Share.

    32 Kommentare

    1. For those who are wondering about the Georgian name. Saprangeti comes from the stem ‚p(f)rang‘ meaning Franks, then prefix -sa and suffix -eti mean country

    2. I always find the name of France to be interesting, especially what could have been. The Franks called it Neustria ’new western land‘. Without the Franks, Gallia would have evolved into Jaille (based on the evolution of Gallo Roman). The Franks also called it Gaul (from Walholant – land of the Foreigners – similar to Wales). In the end Frankia (which referred to the empire as a whole) won out. The Franks east of the Rhine retained Franconia.

    3. Double-decker_trams on

      The derivate for France in Estonian is „Prantsusmaa“. So the derivates might be quite different.

    4. Pretend_Community155 on

      Kinda wild how unified the entire world is on just calling it some variation of „france“ ngl. if you look at the map for germany it’s always an absolute chaotic mess of like six completely different root words tbh.

    5. Stock_Reading_3386 on

      In Malay, it’s Perancis. Puh-run-cheese. Yeah, it’s just derivative 

    6. Ambitious_Use_3508 on

      An interesting quirk of the Irish language is that a French person is a „Francach“ and a rat is a „francach“. So basically the same word, capitalisation excluded.

      As far as I could see, people thought they came from France and were called „luch Fhrancach“, a „French mouse“. The name was shortened and it stuck on.

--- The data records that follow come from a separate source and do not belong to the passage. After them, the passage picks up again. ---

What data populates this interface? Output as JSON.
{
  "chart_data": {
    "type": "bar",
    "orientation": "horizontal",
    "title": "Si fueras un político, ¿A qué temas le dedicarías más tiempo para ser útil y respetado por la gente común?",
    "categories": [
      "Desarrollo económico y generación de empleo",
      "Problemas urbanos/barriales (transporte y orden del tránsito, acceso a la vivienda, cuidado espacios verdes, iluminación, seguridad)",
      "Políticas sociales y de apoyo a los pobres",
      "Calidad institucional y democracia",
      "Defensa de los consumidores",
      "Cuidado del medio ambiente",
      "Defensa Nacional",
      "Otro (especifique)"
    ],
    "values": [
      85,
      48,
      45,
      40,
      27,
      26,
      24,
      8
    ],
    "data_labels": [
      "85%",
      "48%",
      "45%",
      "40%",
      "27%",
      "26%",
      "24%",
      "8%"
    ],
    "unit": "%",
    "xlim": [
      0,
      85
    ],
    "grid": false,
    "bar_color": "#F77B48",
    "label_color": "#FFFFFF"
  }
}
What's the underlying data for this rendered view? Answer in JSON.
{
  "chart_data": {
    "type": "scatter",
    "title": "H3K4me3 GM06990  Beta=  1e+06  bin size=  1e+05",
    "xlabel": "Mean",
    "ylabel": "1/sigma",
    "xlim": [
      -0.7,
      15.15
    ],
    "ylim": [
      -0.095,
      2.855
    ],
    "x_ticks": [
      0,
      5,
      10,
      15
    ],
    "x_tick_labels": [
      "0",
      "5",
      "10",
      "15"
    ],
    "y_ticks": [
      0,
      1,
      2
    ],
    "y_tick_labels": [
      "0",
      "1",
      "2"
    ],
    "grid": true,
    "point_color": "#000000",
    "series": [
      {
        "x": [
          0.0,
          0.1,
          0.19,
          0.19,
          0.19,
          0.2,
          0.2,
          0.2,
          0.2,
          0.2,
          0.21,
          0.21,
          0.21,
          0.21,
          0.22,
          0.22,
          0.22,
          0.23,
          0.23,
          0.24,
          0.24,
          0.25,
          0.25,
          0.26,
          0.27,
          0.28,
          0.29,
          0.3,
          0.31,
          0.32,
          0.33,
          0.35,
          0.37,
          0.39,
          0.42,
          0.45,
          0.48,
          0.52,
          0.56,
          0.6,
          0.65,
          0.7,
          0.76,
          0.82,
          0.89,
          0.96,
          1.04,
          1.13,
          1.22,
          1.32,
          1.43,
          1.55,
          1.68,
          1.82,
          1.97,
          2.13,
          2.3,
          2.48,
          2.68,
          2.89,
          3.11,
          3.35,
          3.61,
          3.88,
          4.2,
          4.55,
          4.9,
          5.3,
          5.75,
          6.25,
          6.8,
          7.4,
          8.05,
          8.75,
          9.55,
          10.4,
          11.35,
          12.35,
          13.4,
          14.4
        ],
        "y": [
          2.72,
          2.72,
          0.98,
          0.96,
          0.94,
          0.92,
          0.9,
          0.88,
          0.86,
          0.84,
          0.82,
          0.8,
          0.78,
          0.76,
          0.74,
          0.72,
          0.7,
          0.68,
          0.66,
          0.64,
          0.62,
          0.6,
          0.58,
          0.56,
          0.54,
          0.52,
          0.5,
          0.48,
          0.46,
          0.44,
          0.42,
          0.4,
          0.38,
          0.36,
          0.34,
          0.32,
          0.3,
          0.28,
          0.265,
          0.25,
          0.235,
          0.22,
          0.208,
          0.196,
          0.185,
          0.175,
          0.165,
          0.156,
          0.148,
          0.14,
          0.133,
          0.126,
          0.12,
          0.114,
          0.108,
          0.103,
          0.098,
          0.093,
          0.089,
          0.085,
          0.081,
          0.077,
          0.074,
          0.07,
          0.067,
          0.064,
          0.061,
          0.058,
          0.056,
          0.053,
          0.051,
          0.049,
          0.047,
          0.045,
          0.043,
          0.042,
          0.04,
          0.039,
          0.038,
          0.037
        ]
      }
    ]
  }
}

    7. OpportunistOtter on

      Knees weak, saprangeti
      There’s vomit on his sweater already, saprangeti

    8. Greece: Nah, you’re Gauls, we’re not updating Roman-era terminology for you.

    9. RandomKazakhGuy on

      Fun fact! France in vietnamese is Pháp, meaning law. Derived from Chinese, where it’s Fàguó (also means law)

    10. It’s Frankreich in German.

      I think there’s an American Handegg coach named Frank Reich.

    11. geschiedenisnerd on

      Technically germany and NL call it a derivative of frank, not france. Frank(ish)-empire/kingdom/realm (frankrijk), rather than frankish. (france).

    12. viskas_ir_nieko on

      Lithuanian equivalent is Prance for whatever reason. Don’t know the history behind it tho.

    13. ConvictedHobo on

      What is the language of the Vatican?

      Edit: Italian and Latin. Even in Latin the name of France is Francia. Someone really didn’t pay attention in the last 1500 years

    14. LazyGonzalez on

      Krantsmastor in Mokshan. Sounds kinda brutal and gives some Kaiserreich vibes

    15. Mistress_Boleyn on

      In Dutch, spoken in the Netherlands and Belgium, we call it „Frankrijk“. Literally translated: „Kingdom of the Franks“. Comes from before the French Revolution of course.